The first piece Victor Navasky published in The Nation ran under the byline “G. Mennen Williams”—not a pseudonym, but the name of the Michigan governor who had employed the newly minted Yale Law School graduate as a speechwriter.
My own introduction to Victor came in 1979, after Kai Bird told me that so long as I was willing to work for nothing, The Nation would be pleased to have me as an intern. My memories of Victor from that time are not of a warm and fuzzy or avuncular presence. We interns were basically terrified of Victor, especially since he led through a kind of chemical communication rather than actually telling you things. It was my first brush with negative charisma—and the beginning of a lifelong education.
My task that summer was to read through the magazine’s coverage of foreign policy over the previous 50 years and then write a memo for Victor summarizing that history and suggesting ways we might improve. Between that and driving a taxi on weekends to pay the bills, I kept pretty busy, yet somehow managed to finish a book review that actually got published—and then I was well and truly hooked.
At some point it emerged that my undergraduate adviser, the philosopher Sidney Morgenbesser, had taught Victor at Swarthmore 25 years earlier—which gave us something to talk about, and allowed Victor, who really loved Sidney, to reveal his more tender side. Still, I learned early on that it was a big mistake to confuse Victor’s enormous affability with pliability or sentimentality. On the issues he cared about—free speech, the tragedy of the Cold War, and the terrible danger of nuclear weapons—he was unyielding, and when he needed to be, perfectly content to stand alone.

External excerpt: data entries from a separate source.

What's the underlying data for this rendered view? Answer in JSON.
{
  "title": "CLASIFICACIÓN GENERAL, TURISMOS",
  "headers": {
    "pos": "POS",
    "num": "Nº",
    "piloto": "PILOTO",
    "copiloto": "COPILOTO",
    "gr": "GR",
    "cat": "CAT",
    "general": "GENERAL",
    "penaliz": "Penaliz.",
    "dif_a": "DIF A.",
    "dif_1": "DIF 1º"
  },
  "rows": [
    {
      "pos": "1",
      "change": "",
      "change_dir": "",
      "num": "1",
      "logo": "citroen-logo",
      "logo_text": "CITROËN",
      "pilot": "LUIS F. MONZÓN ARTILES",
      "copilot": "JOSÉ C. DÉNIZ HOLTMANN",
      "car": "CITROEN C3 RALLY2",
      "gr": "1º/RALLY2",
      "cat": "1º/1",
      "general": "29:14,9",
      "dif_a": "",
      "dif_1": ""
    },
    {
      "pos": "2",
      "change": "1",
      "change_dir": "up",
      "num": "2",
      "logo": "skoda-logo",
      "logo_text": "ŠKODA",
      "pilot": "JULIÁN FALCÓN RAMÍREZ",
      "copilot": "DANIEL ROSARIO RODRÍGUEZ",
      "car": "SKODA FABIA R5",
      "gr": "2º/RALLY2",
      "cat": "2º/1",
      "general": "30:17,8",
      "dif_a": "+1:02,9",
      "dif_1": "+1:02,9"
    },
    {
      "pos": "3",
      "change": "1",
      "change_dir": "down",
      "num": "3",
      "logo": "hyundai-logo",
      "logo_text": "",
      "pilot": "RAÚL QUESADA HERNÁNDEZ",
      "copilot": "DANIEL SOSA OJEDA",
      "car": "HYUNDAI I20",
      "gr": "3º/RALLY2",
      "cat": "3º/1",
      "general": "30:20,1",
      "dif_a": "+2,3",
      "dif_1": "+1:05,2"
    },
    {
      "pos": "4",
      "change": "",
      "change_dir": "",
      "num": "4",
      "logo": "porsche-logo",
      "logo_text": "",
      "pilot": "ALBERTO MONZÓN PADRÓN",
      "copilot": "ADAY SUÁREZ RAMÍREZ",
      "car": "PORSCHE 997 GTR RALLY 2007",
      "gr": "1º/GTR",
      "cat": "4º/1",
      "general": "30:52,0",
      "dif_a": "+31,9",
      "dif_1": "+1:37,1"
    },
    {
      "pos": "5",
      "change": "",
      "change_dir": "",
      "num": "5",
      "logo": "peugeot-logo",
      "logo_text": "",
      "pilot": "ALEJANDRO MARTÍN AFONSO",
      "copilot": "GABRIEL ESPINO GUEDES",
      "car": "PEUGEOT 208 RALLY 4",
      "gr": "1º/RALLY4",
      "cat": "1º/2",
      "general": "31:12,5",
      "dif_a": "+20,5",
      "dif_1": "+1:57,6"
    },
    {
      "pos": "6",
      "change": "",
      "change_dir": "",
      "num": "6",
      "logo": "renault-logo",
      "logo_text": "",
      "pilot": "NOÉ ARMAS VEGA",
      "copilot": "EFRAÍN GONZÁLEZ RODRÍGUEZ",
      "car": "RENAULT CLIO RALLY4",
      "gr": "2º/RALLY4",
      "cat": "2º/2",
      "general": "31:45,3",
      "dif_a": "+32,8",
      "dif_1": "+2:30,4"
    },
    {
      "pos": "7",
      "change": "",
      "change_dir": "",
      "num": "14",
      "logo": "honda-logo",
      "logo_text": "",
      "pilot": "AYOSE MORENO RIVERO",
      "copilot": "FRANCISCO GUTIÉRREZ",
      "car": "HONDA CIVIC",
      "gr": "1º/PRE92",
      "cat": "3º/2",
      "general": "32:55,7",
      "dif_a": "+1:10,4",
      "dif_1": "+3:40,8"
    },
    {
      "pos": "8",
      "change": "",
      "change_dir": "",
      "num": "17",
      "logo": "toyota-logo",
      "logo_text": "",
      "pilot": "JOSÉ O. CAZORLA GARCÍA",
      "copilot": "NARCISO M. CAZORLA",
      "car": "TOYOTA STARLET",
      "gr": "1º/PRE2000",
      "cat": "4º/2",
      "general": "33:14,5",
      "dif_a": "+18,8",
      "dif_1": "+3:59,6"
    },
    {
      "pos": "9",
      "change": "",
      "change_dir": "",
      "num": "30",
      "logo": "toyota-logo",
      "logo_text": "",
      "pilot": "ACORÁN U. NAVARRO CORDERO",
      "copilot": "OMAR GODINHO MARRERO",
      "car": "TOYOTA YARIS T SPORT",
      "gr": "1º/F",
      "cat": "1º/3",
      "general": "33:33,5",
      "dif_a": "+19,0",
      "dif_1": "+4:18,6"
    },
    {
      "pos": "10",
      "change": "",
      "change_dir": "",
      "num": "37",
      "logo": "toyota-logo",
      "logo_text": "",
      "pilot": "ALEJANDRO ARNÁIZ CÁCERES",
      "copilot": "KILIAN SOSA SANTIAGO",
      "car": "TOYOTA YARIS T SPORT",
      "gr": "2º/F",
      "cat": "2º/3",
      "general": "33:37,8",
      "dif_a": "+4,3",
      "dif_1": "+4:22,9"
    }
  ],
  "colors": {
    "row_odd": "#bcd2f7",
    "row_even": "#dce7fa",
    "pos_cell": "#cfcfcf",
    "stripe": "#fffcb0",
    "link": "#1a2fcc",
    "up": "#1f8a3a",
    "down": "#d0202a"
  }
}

Vic was devoted to his wife, Annie, and their children (the most personal conversation he and I ever had was about my experience with childhood cancer), and also had some unlikely enthusiasms: vodka martinis, good restaurants, literary gossip—any gossip, really—and boxing. And if he liked you, he didn’t pull his punches. Maybe that’s the reason that out of all the ephemera accumulated over what became a 40-year apprenticeship, the note I cherish most is one of those fabled blue three-by-five cards in response to an article I’d submitted to The Nation arguing that Major League Baseball was too important to remain subject to the whims of men like George Steinbrenner or Walter O’Malley and should be nationalized. “This piece is too Marxist for The Nation,” he wrote. “Why don’t you try the New York Times? Vic.”